Archive for the ‘Emily St. John Mandel’ Category
Station Eleven, by Emily St. John Mandel
published 2014
where I got it: published new
.
.
Station Eleven thinks it’s about a woman named Kirsten who survives the apocalypse. But it’s really about those months and years that lead up to the awful events at the end of the world, those specific moments and events that will give Kirsten something to live for and keep looking for later, when she has nothing. I didn’t know what to expect when I picked up Station Eleven. I certainly didn’t expect to love it as much as I did.
Mandel made a wise choice in telling this story in non-chronological order. If she’d told us the story in the exact order things happen, we’d know the ending right from the start. Things might be a surprise for Kirsten, but they wouldn’t be a surprise for the reader. By giving us bits and pieces that happened now and then, the twists and turns are as equally a surprise for the reader as they are for the characters. Mandel teases all the connections out at just the right pace, with the starkness and sparseness of a placid planet that no longer has electricity or gasoline.
The center of the time line is a theater in snowy Toronto, a few weeks before a flu epidemic sends planet earth back to the dark ages.

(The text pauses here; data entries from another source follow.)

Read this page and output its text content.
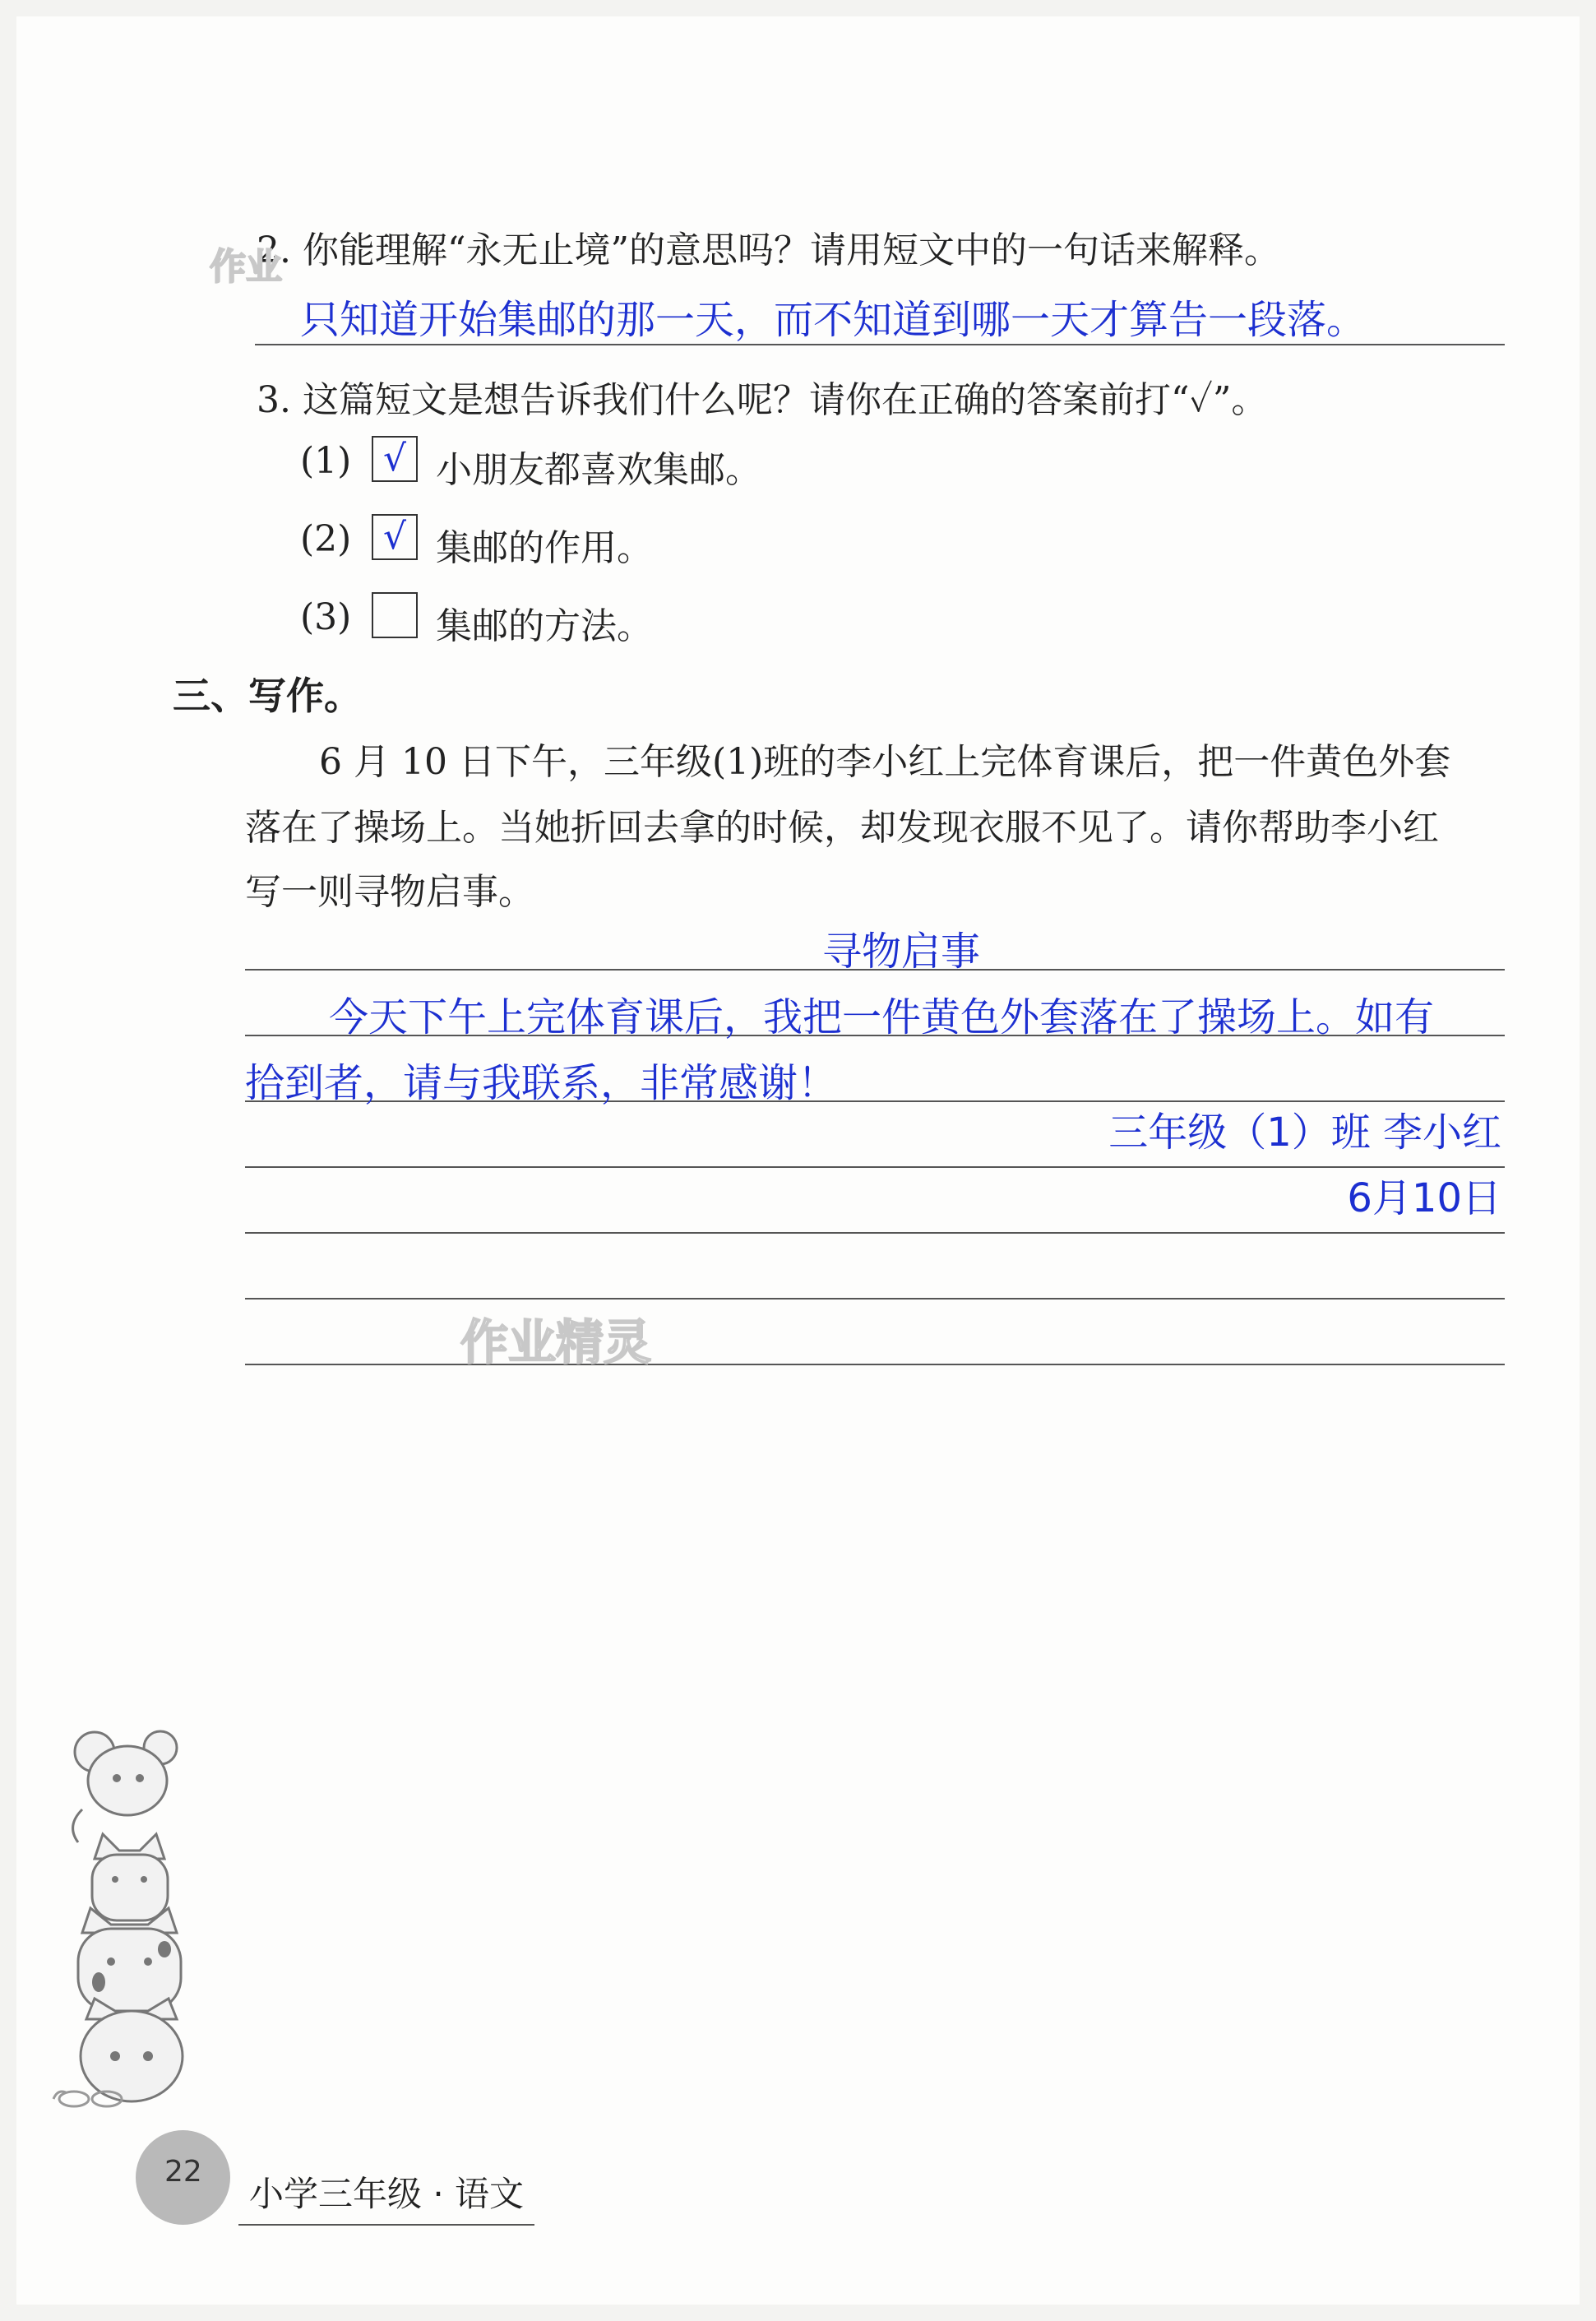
2. 你能理解“永无止境”的意思吗？请用短文中的一句话来解释。
作业
只知道开始集邮的那一天，而不知道到哪一天才算告一段落。
3. 这篇短文是想告诉我们什么呢？请你在正确的答案前打“✓”。
(1) √ 小朋友都喜欢集邮。
(2) √ 集邮的作用。
(3) 集邮的方法。
三、写作。
6 月 10 日下午，三年级(1)班的李小红上完体育课后，把一件黄色外套
落在了操场上。当她折回去拿的时候，却发现衣服不见了。请你帮助李小红
写一则寻物启事。
寻物启事
今天下午上完体育课后，我把一件黄色外套落在了操场上。如有
拾到者，请与我联系，非常感谢！
三年级（1）班 李小红
6月10日
作业精灵
22
小学三年级 · 语文
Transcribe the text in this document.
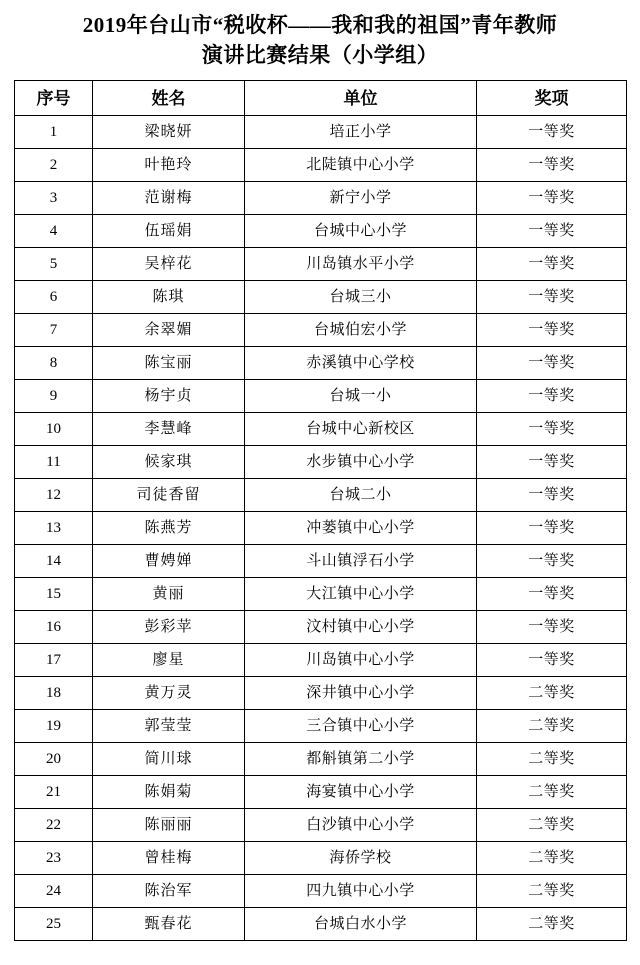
2019年台山市“税收杯——我和我的祖国”青年教师
演讲比赛结果（小学组）
序号	姓名	单位	奖项
1	梁晓妍	培正小学	一等奖
2	叶艳玲	北陡镇中心小学	一等奖
3	范谢梅	新宁小学	一等奖
4	伍瑶娟	台城中心小学	一等奖
5	吴梓花	川岛镇水平小学	一等奖
6	陈琪	台城三小	一等奖
7	余翠媚	台城伯宏小学	一等奖
8	陈宝丽	赤溪镇中心学校	一等奖
9	杨宇贞	台城一小	一等奖
10	李慧峰	台城中心新校区	一等奖
11	候家琪	水步镇中心小学	一等奖
12	司徒香留	台城二小	一等奖
13	陈燕芳	冲蒌镇中心小学	一等奖
14	曹娉婵	斗山镇浮石小学	一等奖
15	黄丽	大江镇中心小学	一等奖
16	彭彩苹	汶村镇中心小学	一等奖
17	廖星	川岛镇中心小学	一等奖
18	黄万灵	深井镇中心小学	二等奖
19	郭莹莹	三合镇中心小学	二等奖
20	简川球	都斛镇第二小学	二等奖
21	陈娟菊	海宴镇中心小学	二等奖
22	陈丽丽	白沙镇中心小学	二等奖
23	曾桂梅	海侨学校	二等奖
24	陈治军	四九镇中心小学	二等奖
25	甄春花	台城白水小学	二等奖
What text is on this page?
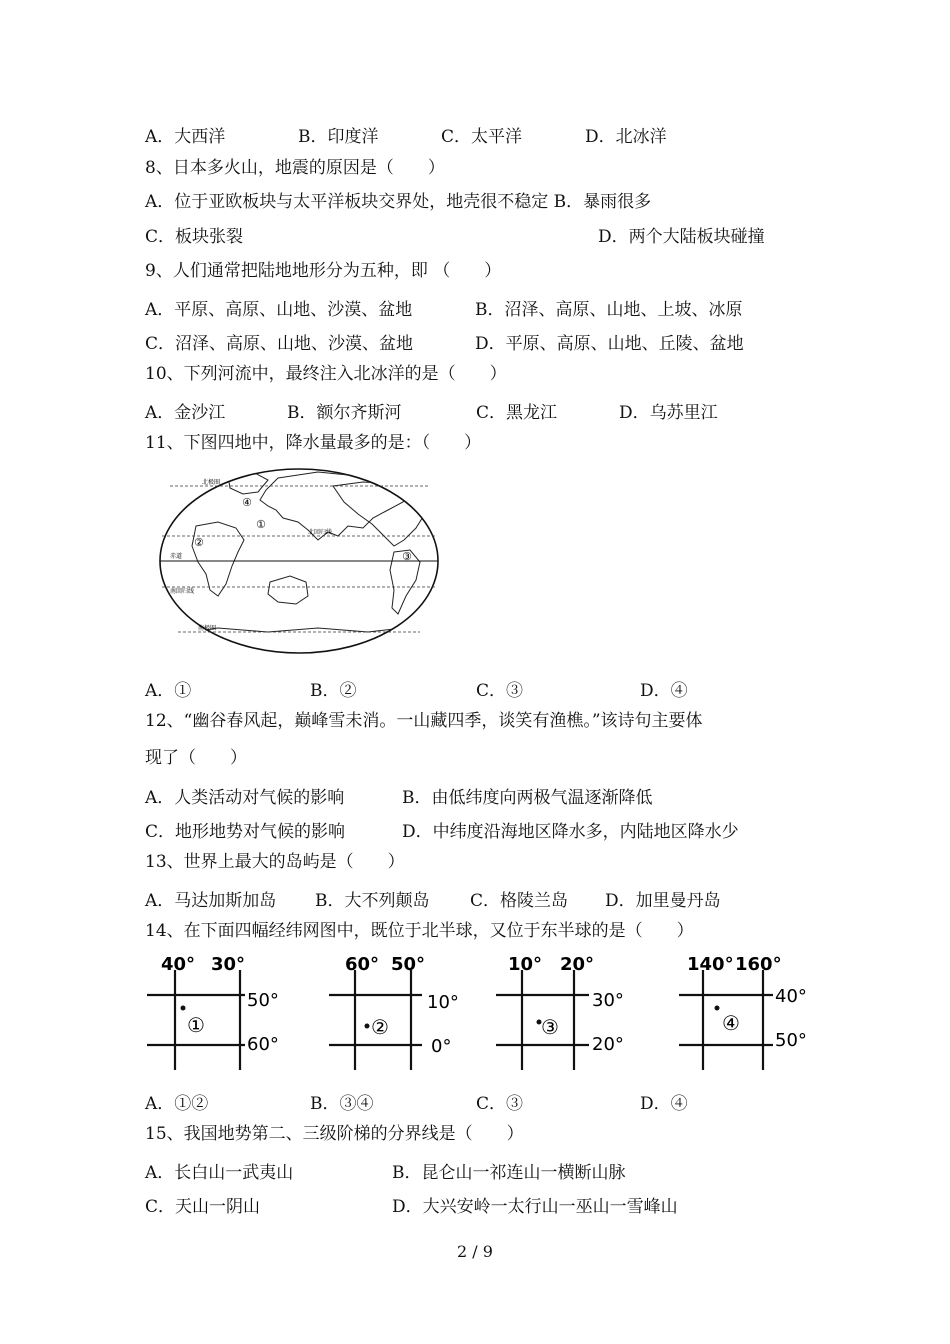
A．大西洋	B．印度洋	C．太平洋	D．北冰洋
8、日本多火山，地震的原因是（　　）
A．位于亚欧板块与太平洋板块交界处，地壳很不稳定 B．暴雨很多
C．板块张裂	D．两个大陆板块碰撞
9、人们通常把陆地地形分为五种，即 （　　）
A．平原、高原、山地、沙漠、盆地	B．沼泽、高原、山地、上坡、冰原
C．沼泽、高原、山地、沙漠、盆地	D．平原、高原、山地、丘陵、盆地
10、下列河流中，最终注入北冰洋的是（　　）
A．金沙江	B．额尔齐斯河	C．黑龙江	D．乌苏里江
11、下图四地中，降水量最多的是：（　　）
北极圈
北回归线
赤道
南回归线
南极圈
①
②
③
④
A．①	B．②	C．③	D．④
12、“幽谷春风起，巅峰雪未消。一山藏四季，谈笑有渔樵。”该诗句主要体
现了（　　）
A．人类活动对气候的影响	B．由低纬度向两极气温逐渐降低
C．地形地势对气候的影响	D．中纬度沿海地区降水多，内陆地区降水少
13、世界上最大的岛屿是（　　）
A．马达加斯加岛 B．大不列颠岛 C．格陵兰岛 D．加里曼丹岛
14、在下面四幅经纬网图中，既位于北半球，又位于东半球的是（　　）
40° 30°
50°
60°
①
60° 50°
10°
0°
②
10° 20°
30°
20°
③
140° 160°
40°
50°
④
A．①②	B．③④	C．③	D．④
15、我国地势第二、三级阶梯的分界线是（　　）
A．长白山一武夷山	B．昆仑山一祁连山一横断山脉
C．天山一阴山	D．大兴安岭一太行山一巫山一雪峰山
2 / 9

Kirsten is an eight year old child actress, doing Shakespeare alongside the famous Arthur Leander. As an adult, Kirsten will remember very little of her childhood, but she’ll always remember the night Arthur had a heart attack and died on stage. This is the beginning of the end, in more ways than one. It was especially interesting, that a character who dies in the opening chapter becomes a major character later on. It’s a trick you can pull when telling a story out of order!
Twenty years after the world ends, Kirsten travels with a caravan called the Traveling Symphony. She still performs Shakespeare.
Twenty years before the world ended, Arthur was enjoying the beginnings of fame. He was still in love with his first wife.